Аарон мог выпотрошить и загипсовать животное так безупречно, что оно казалось целым, невредимым, словно вот-вот из его холодных ноздрей выйдет облачко дыхания, и животное снова побежит. Их было так много, этих животных, всех этих созданий, пойманных в силки, или застреленных, или отравленных, или утопленных, без просьбы о прощении, без благословения.
Аарон гордился своим проворством. Не было такой твари, какую бы он не мог выследить или поймать. Он мог поймать руками певчую птицу и раздавить ей сердце большим пальцем. Животных, пойманных в силки, у которых была красивая шкура, он не добивал пулей. Он раздавливал им сердце каблуком. Он всегда знал, где их сердце, и давил туда. Это никогда как будто не причиняло особой боли. Он просто останавливал их сердце.
Но ловчий промысел потерял для него свое грубое очарование, и Аарон какое-то время убивал только ради сноровки. Больше всего ему нравилось убивать из лука. Экономично и бесшумно. Ему нравилась эта бесшумность. Он мог выпустить стрелу с трехсот ярдов. Не хуже турка. Выпущенная стрела – жуткая вещь. Ее можно увидеть, но не избежать.
Последнее животное, которое Аарон убил, заговорило с ним перед смертью, и его кровь не бежала красной рекой, как у животных. Это животное умирало с грустью, словно в тихом помешательстве, и оно заговорило с Аароном, не словами, но Аарон его понял. Его это не испугало. Скорее, насмешило. Это была мертвечина, с мухами, кружившими над пастью, а он был живым человеком. Он рассмеялся над собой оттого, что с ним приключилось такое, – вот что значит жить одному в глуши так долго. Он решил ненадолго выбраться в цивилизованный мир, заработать денег, повидать свет, поучиться. И покинул глушь. Свои ружья он оставил ржаветь, а луки – коробиться. Он направил свою энергию на общество, и все, чего ему только хотелось, он получил.
К тому времени, как ему исполнилось тридцать пять, он стоил несколько сотен тысяч долларов. Он читал по-латыни и танцевал с принцессами. Он побывал в Европе и встретил там Эмму.

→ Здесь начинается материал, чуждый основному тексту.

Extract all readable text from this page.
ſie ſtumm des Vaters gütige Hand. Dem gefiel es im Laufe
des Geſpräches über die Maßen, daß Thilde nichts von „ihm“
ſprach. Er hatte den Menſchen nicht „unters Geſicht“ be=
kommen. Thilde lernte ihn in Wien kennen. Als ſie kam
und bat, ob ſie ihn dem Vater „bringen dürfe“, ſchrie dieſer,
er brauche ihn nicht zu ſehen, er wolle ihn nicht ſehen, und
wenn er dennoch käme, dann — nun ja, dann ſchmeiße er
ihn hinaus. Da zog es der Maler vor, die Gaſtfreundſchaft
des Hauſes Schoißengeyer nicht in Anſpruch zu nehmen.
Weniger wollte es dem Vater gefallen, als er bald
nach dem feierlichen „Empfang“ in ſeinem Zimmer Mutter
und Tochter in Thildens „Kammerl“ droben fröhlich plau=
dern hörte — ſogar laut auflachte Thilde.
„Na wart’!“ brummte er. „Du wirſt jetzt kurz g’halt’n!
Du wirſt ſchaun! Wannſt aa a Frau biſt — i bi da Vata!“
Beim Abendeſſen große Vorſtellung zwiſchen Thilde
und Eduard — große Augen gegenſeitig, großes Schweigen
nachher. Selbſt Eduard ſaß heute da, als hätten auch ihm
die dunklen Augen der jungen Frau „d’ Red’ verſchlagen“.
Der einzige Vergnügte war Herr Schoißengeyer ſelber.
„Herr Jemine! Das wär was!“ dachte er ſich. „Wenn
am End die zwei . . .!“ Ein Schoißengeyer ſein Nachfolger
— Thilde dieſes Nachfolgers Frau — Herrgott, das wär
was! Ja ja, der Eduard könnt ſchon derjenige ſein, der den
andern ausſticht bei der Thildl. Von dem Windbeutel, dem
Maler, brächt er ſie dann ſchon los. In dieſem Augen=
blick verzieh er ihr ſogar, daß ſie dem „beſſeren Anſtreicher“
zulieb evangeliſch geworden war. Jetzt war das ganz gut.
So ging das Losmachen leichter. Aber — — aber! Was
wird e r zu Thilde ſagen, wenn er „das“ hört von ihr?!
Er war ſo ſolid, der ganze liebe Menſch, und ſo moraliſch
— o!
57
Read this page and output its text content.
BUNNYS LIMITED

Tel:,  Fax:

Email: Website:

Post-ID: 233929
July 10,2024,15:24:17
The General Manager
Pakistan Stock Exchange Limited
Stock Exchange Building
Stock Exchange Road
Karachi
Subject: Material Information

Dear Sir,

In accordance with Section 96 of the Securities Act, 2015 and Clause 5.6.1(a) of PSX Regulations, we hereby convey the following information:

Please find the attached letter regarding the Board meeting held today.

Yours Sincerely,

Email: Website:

А Эмма, как дети давно уяснили, была ведьмой.
Она ненавидела соль. Блевала иголками. Ведьмовство ее было что красный мел, но Аарона это не насторожило. Он упивался собой, а до остального ему не было дела. Он подобрал этот красный мелок и положил в карман, а после ему пришлось повсюду следовать за ней. С этим он ничего не мог поделать. После стольких лет везения он вдруг сделался невезучим, словно лис, упавший в колодец.
Эмма приложила к нему свое ведьмовство и приворожила. Она не была ни красоткой, ни богачкой, и, уж конечно, не обладала изящными манерами. Попытки Аарона окультурить ее пропали втуне. «Ебала я Овидия», – слышал он в ответ. У нее никогда не было матери. Ее родил какой-то ужас. Почка, жарившаяся, скворча, на сковородке. Руки и ноги у нее всегда были расчесаны, кожа дотемна обгорела на солнце, а ее спутанные волосы, рассыпавшиеся по плечам, лезли в глаза. Но ничто в ее внешности не имело значения, потому что Аарон видел ее такой, как она ему внушила. Так она его околдовала. Эмма готовила свое ведьмовское зелье, глядя пристально на себя в зеркало, пока оно не выцветало, покрываясь налетом, и тогда она счищала налет и клала в еду.